3. Make Us Forget About The Dark Knight
Alright, it’s pretty much impossible to forget about Christopher Nolan’s seminal 2008 film, which earned the late Heath Ledger a posthumous Academy Award and is widely considered the greatest comic book movie ever made. What I really mean by saying that The Batman should make us forget about The Dark Knight is that it needs to firmly establish itself as the next evolution of Batman’s cinematic saga.
Nolan’s trilogy will always be revered no matter what happens, but there has to be a point where we stop comparing every DC movie—especially ones involving Batman—to The Dark Knight and just let these new movies do their own thing. How can The Batman set itself apart so as to not be bombarded with comparisons to Nolan’s film? By being a damn good Batman movie, that’s how. And with Affleck at the helm (remember, this is a guy who has a Best Picture Oscar under his belt) there’s certainly a good chance that The Batman could be the best Batman movie this side of The Dark Knight.
2. Leave The Joker Out Of It
This may sound like blasphemy but The Batman should try and omit The Joker completely, especially if Jared Leto is going to continue to play the character going forward.
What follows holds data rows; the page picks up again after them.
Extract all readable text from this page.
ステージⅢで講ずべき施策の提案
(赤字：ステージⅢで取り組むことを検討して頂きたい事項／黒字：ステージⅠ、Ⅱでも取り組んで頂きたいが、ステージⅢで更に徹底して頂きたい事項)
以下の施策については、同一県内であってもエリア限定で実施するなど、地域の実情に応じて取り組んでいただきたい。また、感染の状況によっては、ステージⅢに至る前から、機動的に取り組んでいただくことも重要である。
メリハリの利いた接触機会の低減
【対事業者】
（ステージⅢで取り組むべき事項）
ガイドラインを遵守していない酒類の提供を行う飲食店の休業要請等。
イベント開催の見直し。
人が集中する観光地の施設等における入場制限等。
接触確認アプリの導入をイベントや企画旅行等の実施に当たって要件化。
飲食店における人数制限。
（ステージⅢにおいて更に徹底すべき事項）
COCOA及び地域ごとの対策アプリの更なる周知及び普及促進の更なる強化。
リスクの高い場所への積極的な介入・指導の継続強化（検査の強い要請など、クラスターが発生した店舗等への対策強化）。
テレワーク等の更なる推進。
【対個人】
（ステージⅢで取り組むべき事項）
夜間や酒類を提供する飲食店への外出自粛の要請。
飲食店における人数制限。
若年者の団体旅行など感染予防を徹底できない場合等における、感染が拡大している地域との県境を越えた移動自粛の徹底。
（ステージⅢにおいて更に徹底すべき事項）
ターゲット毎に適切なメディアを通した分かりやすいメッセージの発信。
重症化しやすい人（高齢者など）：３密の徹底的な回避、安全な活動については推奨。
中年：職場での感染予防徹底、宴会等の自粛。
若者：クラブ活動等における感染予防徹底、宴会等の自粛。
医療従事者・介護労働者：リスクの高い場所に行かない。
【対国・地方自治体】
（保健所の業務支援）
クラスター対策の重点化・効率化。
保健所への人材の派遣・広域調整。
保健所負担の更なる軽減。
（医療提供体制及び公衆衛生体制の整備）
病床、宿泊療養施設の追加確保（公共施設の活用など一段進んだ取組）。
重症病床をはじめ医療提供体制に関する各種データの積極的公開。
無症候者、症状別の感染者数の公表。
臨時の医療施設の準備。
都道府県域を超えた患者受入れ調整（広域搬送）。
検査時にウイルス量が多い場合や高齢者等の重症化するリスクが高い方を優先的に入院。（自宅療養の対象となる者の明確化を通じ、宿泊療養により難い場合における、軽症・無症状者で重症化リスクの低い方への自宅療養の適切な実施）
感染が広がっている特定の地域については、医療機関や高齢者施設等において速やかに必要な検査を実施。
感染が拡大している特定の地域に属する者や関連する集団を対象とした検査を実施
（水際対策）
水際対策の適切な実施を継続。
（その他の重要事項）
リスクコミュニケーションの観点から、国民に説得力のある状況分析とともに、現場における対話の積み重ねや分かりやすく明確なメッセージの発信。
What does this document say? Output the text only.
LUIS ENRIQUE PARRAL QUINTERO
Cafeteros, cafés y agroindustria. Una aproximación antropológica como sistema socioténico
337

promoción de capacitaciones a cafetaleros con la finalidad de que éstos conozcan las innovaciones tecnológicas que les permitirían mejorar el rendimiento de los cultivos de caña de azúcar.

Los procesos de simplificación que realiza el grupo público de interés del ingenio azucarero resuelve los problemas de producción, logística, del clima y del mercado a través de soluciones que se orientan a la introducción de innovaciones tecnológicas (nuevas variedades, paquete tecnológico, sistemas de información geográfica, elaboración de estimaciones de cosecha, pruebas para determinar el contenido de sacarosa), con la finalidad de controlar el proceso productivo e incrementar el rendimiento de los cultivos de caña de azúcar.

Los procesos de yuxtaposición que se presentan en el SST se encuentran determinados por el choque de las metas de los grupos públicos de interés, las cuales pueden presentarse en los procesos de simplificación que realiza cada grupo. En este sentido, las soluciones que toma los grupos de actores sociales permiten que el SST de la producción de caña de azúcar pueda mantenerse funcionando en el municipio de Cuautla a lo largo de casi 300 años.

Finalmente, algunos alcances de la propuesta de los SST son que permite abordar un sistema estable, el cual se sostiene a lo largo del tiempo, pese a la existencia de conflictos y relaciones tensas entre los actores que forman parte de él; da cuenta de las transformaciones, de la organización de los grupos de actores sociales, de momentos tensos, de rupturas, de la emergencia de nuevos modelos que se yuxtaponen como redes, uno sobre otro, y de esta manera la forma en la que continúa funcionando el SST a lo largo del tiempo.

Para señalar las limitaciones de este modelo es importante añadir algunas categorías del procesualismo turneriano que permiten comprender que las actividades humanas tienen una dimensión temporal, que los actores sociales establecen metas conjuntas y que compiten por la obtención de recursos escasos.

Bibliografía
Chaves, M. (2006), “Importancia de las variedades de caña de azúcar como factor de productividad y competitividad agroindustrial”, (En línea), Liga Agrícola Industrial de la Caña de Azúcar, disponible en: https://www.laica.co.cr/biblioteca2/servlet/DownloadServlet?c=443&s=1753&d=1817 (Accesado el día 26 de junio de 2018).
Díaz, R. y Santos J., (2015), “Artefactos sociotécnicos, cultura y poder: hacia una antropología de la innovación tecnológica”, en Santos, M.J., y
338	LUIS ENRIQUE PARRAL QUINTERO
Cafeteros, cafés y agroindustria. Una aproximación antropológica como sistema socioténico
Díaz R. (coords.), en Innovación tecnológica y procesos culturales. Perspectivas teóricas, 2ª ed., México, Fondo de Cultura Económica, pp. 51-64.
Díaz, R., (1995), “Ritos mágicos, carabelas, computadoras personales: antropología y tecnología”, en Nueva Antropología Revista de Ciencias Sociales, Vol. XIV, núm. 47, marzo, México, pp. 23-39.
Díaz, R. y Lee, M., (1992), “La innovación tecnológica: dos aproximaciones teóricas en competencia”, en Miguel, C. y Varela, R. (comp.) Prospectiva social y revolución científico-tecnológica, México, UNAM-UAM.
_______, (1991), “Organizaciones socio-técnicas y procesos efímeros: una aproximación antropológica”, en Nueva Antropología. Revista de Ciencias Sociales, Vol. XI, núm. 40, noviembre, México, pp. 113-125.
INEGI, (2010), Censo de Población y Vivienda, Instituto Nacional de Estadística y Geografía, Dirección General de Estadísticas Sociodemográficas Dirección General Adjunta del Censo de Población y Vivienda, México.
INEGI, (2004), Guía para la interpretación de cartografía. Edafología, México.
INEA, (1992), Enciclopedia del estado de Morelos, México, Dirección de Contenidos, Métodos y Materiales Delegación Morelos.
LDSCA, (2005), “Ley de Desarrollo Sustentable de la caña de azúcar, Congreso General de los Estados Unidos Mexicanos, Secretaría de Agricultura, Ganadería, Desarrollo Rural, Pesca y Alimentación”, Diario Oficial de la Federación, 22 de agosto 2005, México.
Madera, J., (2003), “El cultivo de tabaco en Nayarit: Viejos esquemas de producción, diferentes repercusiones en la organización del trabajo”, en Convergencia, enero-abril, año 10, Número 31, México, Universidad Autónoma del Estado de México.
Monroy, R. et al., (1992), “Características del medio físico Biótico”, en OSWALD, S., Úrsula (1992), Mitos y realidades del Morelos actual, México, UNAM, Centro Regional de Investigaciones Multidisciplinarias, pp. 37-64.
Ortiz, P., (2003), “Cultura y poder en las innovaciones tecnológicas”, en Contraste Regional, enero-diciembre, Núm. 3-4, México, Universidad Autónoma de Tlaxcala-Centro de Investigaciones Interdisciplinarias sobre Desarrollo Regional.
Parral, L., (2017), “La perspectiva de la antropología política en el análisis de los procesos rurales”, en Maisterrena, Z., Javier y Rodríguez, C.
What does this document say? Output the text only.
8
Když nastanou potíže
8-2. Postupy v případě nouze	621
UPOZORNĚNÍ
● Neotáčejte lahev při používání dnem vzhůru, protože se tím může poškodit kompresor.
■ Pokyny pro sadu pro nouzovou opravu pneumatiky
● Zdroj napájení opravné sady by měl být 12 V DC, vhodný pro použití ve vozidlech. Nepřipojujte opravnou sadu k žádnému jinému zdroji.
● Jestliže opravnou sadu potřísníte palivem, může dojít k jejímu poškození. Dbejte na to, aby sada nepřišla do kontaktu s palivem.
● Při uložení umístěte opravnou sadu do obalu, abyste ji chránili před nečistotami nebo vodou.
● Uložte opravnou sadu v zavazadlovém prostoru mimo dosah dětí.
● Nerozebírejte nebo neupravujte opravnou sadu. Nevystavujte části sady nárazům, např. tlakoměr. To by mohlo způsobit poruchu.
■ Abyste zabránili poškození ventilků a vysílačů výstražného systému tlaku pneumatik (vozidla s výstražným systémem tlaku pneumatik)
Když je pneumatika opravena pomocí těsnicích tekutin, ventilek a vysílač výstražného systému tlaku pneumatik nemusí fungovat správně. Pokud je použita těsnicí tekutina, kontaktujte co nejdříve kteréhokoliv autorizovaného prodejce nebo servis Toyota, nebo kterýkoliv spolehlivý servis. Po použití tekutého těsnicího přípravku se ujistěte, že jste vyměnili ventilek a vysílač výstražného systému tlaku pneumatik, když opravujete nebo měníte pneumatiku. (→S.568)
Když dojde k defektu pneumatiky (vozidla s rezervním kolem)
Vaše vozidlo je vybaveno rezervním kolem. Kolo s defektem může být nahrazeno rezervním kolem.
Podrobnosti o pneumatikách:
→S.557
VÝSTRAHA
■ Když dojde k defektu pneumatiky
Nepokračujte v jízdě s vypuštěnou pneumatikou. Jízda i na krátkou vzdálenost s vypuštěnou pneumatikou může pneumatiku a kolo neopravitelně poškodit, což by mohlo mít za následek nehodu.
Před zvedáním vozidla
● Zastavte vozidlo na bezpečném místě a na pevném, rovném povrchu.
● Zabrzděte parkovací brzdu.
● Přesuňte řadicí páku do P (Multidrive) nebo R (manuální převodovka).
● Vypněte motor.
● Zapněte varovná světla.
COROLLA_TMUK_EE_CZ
Unfortunately, if the film is going to lean into the Death in the Family/Under the Red Hood story beats, it’s kind of hard not to involve the Clown Prince of Crime in some way, but if Affleck and co. decide to go in a different direction, I sincerely hope it doesn’t involve The Joker.
While I will readily admit that this comes from a personal desire of not wanting to ever see Leto’s version of the character on screen again, I do also think it would be beneficial to wait until a later entry in the franchise to bring in Batman’s arch nemesis. Batman’s rogues gallery goes so much deeper than just The Joker; let some of the other villains have a chance to make an impact and save the Joker stuff for later. After all, we have years and years of Batman films ahead of us; the Joker can wait his turn … and hopefully find a new actor to play him in the process.
1. Make The DCEU Connections Count
While The Batman is being touted as the first solo Batman movie in the newly-established DCEU, you know that it will involve incorporate characters from the rest of the DC universe in some fashion. However, at the end of the day, this is supposed to be a Batman story, so Ben Affleck and Geoff Johns should be smart about which characters they try to throw into it. For instance, while Superman will be one of Batman’s closest allies by the time this film hits theaters (assuming of course that Justice League builds upon their all-too-brief friendship established at the end of Batman v Superman), but that doesn’t mean I want Superman to fly into the middle of a Batman movie. It can be tempting to toss in a reference or cameo just for the hell of it, but if someone like Superman has to make an appearance in this film, it should only be because it’s in service of the story. Otherwise, what’s the point of Batman even having his stories if other heroes can just swoop in at any time and interrupt them?